# Data Acquisition

Data: are units of information, often numeric, that are collected through observation. In a more technical sense, data are a set of values of qualitative or quantitative variables about one or more persons or objects, while a datum is a single value of a single variable.

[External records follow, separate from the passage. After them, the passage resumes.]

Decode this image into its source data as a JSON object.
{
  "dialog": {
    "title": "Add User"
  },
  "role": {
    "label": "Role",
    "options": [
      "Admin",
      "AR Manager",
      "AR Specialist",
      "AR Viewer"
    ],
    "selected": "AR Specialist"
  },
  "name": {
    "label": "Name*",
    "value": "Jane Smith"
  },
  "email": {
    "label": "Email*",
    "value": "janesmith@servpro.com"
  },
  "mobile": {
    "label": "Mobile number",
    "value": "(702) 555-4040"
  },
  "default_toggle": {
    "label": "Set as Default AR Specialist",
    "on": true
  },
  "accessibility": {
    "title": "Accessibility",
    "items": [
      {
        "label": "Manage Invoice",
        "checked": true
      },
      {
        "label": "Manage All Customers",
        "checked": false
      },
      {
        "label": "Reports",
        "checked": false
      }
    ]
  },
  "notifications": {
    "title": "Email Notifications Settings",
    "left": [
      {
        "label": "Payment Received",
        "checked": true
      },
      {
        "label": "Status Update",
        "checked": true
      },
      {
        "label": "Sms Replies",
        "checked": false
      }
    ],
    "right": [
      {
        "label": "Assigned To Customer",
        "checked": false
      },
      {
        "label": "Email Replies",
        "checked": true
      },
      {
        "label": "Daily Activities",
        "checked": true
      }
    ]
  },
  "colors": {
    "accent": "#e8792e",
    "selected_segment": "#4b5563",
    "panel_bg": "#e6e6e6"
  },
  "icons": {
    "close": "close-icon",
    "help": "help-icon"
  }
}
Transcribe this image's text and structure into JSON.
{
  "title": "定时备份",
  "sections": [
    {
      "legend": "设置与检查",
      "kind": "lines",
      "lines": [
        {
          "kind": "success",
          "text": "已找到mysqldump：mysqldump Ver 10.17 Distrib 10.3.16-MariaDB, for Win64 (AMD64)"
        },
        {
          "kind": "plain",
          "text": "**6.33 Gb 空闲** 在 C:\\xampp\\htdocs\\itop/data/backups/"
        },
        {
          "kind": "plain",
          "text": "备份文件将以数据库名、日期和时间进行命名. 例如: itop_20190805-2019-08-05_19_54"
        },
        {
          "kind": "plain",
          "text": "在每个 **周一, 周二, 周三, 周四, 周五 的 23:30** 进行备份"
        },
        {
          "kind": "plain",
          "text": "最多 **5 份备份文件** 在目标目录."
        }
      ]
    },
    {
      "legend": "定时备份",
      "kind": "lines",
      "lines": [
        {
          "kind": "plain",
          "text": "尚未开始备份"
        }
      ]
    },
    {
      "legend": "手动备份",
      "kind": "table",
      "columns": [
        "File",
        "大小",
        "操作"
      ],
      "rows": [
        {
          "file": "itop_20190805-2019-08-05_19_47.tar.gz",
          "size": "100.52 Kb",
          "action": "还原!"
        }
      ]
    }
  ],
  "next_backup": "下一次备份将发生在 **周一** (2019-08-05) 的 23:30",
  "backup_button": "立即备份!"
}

Data Acquisition: is the process of sampling signals that measure real world physical conditions and converting the resulting samples into digital numeric values that can be manipulated by a computer. Data acquisition systems, abbreviated by the initialisms DAS, DAQ, or DAU, typically convert analog waveforms into digital values for processing. The components of data acquisition systems include:

1. Sensors, to convert physical parameters to electrical signals.
2. Signal conditioning circuitry, to convert sensor signals into a form that can be converted to digital values.
3. Analog-to-digital converters, to convert conditioned sensor signals to digital values.

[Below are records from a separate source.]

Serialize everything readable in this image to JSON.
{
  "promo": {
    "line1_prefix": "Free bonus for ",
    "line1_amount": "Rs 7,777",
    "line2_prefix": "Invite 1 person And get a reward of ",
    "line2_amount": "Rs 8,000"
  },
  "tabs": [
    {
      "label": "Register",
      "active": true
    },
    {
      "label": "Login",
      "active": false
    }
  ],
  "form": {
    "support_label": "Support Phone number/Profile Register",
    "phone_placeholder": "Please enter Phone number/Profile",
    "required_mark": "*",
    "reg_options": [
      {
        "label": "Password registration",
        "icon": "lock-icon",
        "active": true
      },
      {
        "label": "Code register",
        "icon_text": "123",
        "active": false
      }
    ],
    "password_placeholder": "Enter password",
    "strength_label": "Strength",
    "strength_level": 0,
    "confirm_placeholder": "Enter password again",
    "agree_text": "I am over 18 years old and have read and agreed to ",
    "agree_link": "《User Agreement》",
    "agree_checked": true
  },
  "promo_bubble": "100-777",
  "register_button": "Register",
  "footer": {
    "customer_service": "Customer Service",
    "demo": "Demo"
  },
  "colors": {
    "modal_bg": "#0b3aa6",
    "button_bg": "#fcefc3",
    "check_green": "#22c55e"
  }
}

There are various formats for a dataset, .csv, .json, .xlsx etc

# Pandas

Pandas is a software library written for the Python programming language for data manipulation and analysis.The name is derived from the term "panel data", an econometrics term for data sets that include observations over multiple time periods for the same individuals.

In [2]:
## importing pandas. It is usually imported with an alias "pd" (shorthand for pandas) for ease of operation.
#import pandas
import pandas as pd 

# Data

In our case, the Automobile Dataset is an online source, and it is in CSV (comma separated value) format. Let's use this dataset as an example to practice data reading.

data source: https://archive.ics.uci.edu/ml/machine-learning-databases/autos/imports-85.data
data type: csv

# Read Data

We use pandas.read_csv() function to read the csv file. In the bracket, we put the file path along with a quotation mark, so that pandas will read the file into a data frame from that address. The file path can be either an URL or your local file address.
Because the data does not include headers, we can add an argument headers = None inside the read_csv() method, so that pandas will not automatically set the first row as a header.
You can also assign the dataset to any variable you create.

In [5]:
## loading data (present in the current working directory using data "file name")
pd.read_csv('imports-85.data',header = None)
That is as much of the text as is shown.